Does anyone else take way longer than normal getting ready for the day?

I just genuinely can't tell if it's my ADHD or if it's just because I have bad time management skills in general?

I keep thinking that an hour and a half is all the time I need to get ready before the day starts. For example, needing to commute to school at 12:30, so I think I'll have time to do my skincare, get dressed, do my hair, and my makeup if I start getting ready at 10:45-11am. Suddenly it's 12:15 and I'm struggling with my eyeliner and I still haven't gotten out of my towel. I debate whether or not the class is worth going to today, and then if I decide it's not, I take even longer to get ready to go to campus.

One part of me feels like its like that because of my ADHD and with my meds I guess I'm just way too focused on how my liner looks or if my concealer is creasing. Another part just thinks it has to do with my poor time management skills. I used to be able to get ready in less than an hour but then again my makeup routine wasn't as complex as it is now? I'm just not sure what to think.

Does anyone else have this problem, and if so how did you go about solving it? Or... is my bad timing skills really just a character flaw of mine? Any advice and comments are appreciated!

(SUPER LONG) Edit & Update: WOW! Thank you everyone who commented and I'm surprised at how much traction this post got at all. I've read all of your comments and hopefully I can clarify a few things as well as let you know about the tips I'm trying:

  • I definitely need to skip quite a few steps in my makeup routine. I wrote down everything I use and it's anywhere between 13 to 20 different products depending on how I feel. It's... a lot to say the least, lol. I have my school's break next week so I'm going to dedicate a day to try and see what's actually crucial in my routine, which as of right now I believe is everything! Doing my makeup is somewhat therapeutic for me so I feel a lot more relaxed (even when I need to fix mistakes) doing it which is likely why I lose track of time.

  • I also have a relatively complex skincare routine. It takes me anywhere between 10 to 25 minutes to do it so I should probably cut it down to the most basic essentials, at least when I know I need to dedicate my time to other tasks for the day.

  • I do typically shower at night, which cuts down my routine significantly because I tend to take long showers (15 minutes to 45)

  • I need to start picking my outfits the night before. I keep thinking I can conjure it up while I do my other steps for the day, but I get too immersed and at most I think of one item (ex. "I'm gonna wear my brown cargos today... but what shirt? Will my makeup match my fit today? Anyways, I still need to do my blush...")
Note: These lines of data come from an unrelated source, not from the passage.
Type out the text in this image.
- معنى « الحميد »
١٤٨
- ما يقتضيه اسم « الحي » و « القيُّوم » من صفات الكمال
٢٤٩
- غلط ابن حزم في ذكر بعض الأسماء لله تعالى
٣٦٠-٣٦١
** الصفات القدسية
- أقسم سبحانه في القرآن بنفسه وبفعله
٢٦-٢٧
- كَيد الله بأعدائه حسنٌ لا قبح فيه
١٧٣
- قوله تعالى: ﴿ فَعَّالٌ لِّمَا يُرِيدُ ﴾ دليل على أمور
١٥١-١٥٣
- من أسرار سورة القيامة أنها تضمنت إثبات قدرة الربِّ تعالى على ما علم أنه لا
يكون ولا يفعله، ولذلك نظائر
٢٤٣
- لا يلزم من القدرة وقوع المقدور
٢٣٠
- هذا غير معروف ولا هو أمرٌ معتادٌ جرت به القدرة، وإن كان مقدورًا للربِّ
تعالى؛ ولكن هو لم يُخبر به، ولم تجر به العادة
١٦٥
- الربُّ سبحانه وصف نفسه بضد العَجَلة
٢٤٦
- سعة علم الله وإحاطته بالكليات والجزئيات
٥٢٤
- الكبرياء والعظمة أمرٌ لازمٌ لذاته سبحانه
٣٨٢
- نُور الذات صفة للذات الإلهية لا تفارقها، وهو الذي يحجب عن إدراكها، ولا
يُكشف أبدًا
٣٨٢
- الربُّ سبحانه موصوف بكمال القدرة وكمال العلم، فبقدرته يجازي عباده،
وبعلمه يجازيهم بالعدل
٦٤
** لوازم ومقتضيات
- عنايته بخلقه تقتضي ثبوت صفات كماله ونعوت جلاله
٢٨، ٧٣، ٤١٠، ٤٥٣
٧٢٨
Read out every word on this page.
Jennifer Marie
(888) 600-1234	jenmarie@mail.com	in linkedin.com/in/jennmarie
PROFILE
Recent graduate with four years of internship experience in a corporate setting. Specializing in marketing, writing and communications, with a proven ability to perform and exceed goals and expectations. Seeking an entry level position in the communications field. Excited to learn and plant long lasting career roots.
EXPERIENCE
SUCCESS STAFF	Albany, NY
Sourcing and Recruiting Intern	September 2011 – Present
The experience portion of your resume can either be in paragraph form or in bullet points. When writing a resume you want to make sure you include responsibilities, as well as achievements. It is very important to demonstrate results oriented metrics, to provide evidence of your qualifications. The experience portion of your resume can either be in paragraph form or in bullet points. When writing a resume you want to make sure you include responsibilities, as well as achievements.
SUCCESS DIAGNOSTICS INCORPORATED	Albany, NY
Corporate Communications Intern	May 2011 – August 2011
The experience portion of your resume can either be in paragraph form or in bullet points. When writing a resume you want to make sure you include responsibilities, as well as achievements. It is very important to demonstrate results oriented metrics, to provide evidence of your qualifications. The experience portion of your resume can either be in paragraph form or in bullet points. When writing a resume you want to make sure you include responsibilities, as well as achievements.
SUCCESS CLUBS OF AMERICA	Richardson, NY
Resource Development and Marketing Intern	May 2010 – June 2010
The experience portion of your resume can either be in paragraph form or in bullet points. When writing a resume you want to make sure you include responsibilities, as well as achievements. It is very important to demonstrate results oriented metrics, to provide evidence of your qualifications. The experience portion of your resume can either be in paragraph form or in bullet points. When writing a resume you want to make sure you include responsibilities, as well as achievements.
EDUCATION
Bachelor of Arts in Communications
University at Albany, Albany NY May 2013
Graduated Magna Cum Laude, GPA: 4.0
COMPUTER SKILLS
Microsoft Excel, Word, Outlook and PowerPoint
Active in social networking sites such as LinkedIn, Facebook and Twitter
  • I think setting alarms the night before would help too, in terms of timing myself and constantly reminding me. I need to realize and consider the time of my buses, understand the distance from my home to the stop, how long it'll take me to choose a pair of shoes, remember to pack the food I plan on taking with me, etc. I already make several alarms for myself to just WAKE UP, but I feel like this is hopefully kick me in the right direction no matter how I annoyed I get hearing the weird Classic Apple "Robot" alarm.

  • Just generally, I'm going to list EVERYTHING I need to do, as per a few of you suggested, and then also time myself accordingly. Oftentimes I take in the amount of time I do my makeup, skin, and clothes, but I forget that my hair is still in a gross bun and I haven't even brushed my teeth.

If I'm able to heed success in these things, at least it'll stop me from getting ready with a pit in my stomach, and I'll stop sweating profusely which ultimately ruins my makeup. I really, truly appreciate everyone's comments even if I didn't directly reply. It feels so relieving to know it's not just me that's been struggling and that my time blindness isn't just an account of me being "too lazy" to get ready on time. I have ALWAYS been late, and in previous comments, my friends have made it a habit to tell me they're outside when they're actually 10-20 minutes away. I'm hoping to write a success story soon enough and make you all proud :')

And to everyone who is going through the same thing right now, best of luck!!! I hope the comments on this post is equally as helpful to you as they are for me. Have an amazing day all!!!! :D

Edit 2: Scratch that. My meds kicked in and I ended up replying to most if not all the comments LOL. Again, I'm so happy I'm not alone and I'm grateful to be part of such a great community!